Wauquiez, le clientélisme qui va coûter cher au contribuable

En visite à Valence pour lancer sa rentrée, Laurent Wauquiez s’est illustré cette semaine par une sortie contre la loi « zéro artificialisation des sols » dont il entend ne pas respecter les termes en ne l’appliquant pas dans la région Rhône Alpes.

Pour un parti qui se nomme « républicain », ne pas respecter la loi de la république n’est pas cocasse. Et pour un politique qui se rêve dans les habits de président aux allures très jacobines, il est peu probable qu’il apprécierait que des régions aux mains de son opposition n’appliquent pas les politiques pour lesquelles il sera peut-être un jour élu.

Clientélisme et « ruralisme » au cœur de la politique de la région

Le crédo politique de Laurent Wauquiez part d’un constat plutôt juste : les politiques régionales ont souvent eu comme résultat de diriger les ressources publiques vers les grands centres urbains, au détriment de la ruralité et des villes moyennes.

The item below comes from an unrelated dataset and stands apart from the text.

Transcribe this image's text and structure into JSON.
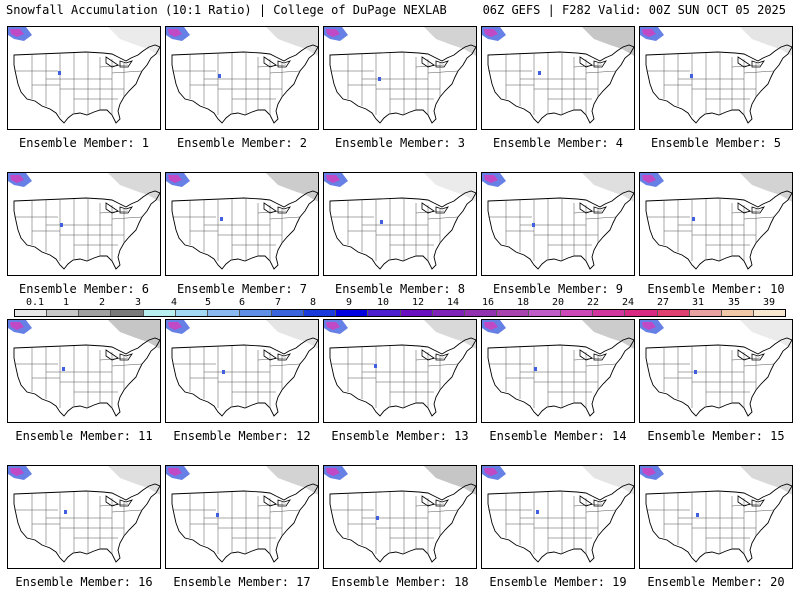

Par exemple, il fustige le fait qu’un habitant des campagnes ne profite que très peu des équipements culturels et sportifs, par rapport à un urbain (ce qui est à moitié vrai, puisqu’une part importante des publics se déplace des zones rurales les plus proches)

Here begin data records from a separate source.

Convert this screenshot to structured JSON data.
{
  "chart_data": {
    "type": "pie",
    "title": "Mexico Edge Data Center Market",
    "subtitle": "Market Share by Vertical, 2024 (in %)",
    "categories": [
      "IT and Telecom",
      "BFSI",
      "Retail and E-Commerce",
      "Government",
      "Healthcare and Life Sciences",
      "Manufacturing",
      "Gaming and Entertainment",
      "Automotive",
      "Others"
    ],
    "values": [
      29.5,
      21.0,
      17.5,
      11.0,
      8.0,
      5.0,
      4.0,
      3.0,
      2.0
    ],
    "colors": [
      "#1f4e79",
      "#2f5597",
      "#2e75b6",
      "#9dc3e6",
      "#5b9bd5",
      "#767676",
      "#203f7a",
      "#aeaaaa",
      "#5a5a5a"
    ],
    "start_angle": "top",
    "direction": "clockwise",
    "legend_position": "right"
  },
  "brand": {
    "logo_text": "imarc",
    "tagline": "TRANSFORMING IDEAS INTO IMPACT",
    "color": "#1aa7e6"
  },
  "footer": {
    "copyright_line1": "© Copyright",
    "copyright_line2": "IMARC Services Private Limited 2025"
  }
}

Laurent Wauquiez tente d’écrire un récit où il se présente comme un défenseur de la ruralité contre ces écolos urbains qui ne comprennent rien à la nature. Peu importe si cet énarque, issu d’une famille de la bourgeoisie industrielle du nord est né à Lyon, a poursuivi sa scolarité à Paris pour être parachuté au Puy en Velay, quand les écolos qu’il maudit ont souvent parcouru le chemin inverse.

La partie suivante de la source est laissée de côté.